Revenue was up 12% and, thanks to higher margins and operating leverage, earnings increased with a whopping 63% from $0.70/share to $1.14/share. The market didn’t ignore this, but with the stock up 52% it is – based on trailing earnings – just as cheap today as it was yesterday. The company is now trading 6.7x PE-ratio which is pretty cheap in itself even if you don’t expect any growth going forward. At the same time this ratio doesn’t give the company credit for the large, and rapidly growing, cash balance. The PE-ratio ex-cash is just 3.5x and the EV/EBIT ratio is now 2.2x. Amazing to have a stock in your portfolio that is up >150% but is still at this valuation.
Author is long PDRX
PD-Rx Pharmaceuticals posted their 2013 annual report online yesterday. PD-Rx has been receiving some attention this year, and I don’t think this has gone unnoticed at the company since the CEO explicitly welcomes the new shareholders in the annual report. What I found very positive is that this is accompanied by an increased amount of information about the business. The 2013 annual report is the longest one since 2009 (I don’t have access to older versions) and it doesn’t even include the financial statements. Instead they have provided a link to the full audited statements that include all the footnotes.
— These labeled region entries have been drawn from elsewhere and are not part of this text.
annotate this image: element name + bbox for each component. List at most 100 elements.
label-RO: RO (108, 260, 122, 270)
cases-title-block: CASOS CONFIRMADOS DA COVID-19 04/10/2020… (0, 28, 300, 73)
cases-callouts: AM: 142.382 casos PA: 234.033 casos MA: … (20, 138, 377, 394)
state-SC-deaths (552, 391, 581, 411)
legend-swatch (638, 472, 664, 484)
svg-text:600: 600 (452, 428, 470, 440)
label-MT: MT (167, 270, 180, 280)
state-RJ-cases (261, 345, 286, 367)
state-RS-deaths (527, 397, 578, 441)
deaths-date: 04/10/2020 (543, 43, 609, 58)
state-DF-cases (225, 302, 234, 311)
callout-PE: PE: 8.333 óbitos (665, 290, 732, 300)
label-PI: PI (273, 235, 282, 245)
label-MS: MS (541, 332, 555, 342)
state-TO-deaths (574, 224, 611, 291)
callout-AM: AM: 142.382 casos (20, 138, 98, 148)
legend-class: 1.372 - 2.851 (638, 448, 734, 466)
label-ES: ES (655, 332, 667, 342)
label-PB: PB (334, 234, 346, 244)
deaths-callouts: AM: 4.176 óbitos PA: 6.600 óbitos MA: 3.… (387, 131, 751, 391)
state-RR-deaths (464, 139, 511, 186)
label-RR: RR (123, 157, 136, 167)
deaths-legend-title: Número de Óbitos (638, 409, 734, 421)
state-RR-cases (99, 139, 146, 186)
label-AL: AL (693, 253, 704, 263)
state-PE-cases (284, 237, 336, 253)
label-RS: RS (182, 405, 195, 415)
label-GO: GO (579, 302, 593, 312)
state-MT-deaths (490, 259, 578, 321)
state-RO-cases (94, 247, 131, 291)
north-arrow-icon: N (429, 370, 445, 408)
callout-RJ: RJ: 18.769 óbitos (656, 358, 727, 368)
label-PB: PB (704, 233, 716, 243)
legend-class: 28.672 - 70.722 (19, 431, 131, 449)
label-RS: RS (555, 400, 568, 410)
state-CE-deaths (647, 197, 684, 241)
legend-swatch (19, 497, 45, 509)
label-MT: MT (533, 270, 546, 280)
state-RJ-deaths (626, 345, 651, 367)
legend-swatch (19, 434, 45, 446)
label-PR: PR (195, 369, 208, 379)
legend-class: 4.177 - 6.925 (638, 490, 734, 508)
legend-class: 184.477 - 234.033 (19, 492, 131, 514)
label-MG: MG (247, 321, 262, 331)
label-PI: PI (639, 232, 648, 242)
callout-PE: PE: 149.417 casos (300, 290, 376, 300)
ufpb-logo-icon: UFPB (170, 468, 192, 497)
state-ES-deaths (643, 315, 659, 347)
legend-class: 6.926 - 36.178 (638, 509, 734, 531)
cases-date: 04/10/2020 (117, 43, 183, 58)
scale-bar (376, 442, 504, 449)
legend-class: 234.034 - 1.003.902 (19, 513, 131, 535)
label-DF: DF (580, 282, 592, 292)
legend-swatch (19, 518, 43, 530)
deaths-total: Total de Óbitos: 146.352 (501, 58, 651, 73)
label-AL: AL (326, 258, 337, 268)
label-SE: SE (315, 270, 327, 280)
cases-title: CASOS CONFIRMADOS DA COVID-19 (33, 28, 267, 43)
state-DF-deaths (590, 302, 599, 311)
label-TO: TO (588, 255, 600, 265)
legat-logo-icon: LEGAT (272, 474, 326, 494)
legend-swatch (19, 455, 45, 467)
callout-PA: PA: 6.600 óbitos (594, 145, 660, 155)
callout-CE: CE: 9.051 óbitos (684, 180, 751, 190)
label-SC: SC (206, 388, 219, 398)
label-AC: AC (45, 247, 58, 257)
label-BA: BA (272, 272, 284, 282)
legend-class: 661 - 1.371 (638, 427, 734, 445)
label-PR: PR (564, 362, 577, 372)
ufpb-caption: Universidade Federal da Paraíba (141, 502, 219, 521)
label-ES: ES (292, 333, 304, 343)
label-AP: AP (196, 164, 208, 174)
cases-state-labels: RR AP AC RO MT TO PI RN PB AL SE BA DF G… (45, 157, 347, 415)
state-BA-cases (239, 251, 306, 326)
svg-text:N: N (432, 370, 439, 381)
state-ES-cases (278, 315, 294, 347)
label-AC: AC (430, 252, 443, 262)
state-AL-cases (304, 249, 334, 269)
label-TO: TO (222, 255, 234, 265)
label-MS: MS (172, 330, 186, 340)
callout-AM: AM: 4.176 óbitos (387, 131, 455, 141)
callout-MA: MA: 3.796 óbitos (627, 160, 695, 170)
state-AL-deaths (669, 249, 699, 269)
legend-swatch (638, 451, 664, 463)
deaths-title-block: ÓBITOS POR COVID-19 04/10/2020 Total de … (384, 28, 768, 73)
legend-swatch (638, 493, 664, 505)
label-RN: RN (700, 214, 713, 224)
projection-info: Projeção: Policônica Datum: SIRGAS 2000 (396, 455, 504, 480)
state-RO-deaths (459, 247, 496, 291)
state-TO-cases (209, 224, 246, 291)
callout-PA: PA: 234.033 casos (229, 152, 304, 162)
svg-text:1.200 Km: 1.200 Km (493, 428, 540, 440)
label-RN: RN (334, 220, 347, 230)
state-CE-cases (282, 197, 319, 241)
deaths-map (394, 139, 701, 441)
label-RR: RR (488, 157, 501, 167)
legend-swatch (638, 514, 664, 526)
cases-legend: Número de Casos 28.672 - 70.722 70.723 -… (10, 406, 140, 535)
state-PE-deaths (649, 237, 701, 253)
Compared to SEC-reporting companies the amount of information that PD-Rx provides to it’s investors is of course still limited, but I do think that PD-Rx’s reaction the increased investor interest is very encouraging with respect to the shareholder friendliness of the company.
But what really matters is the financial performance and PD-Rx doesn’t disappoint here. Revenues increased by only 2 percent, but net profit jumped 74 percent from $0.40/share to $0.70/share. The increase in profitability is for a large part attributable to a decrease in SG&A costs of $348,000, and a large part of this amount can be explained by lower shipping costs ($145,000) and lower advertising costs ($33,000). I don’t know if this is sustainable – especially the shipping costs are substantially lower – but it does create a ‘pretty’ picture:
What’s also worth mentioning is that the company bought back 44,609 shares (approximately 2.5% of the outstanding share capital) after the end of the period at an average cost of $2.74/share. I think this is probably a repurchase from an employee that left the company or something similar and I don’t think it really signals anything w.r.t. future capital allocation plans, but it is nevertheless good to see.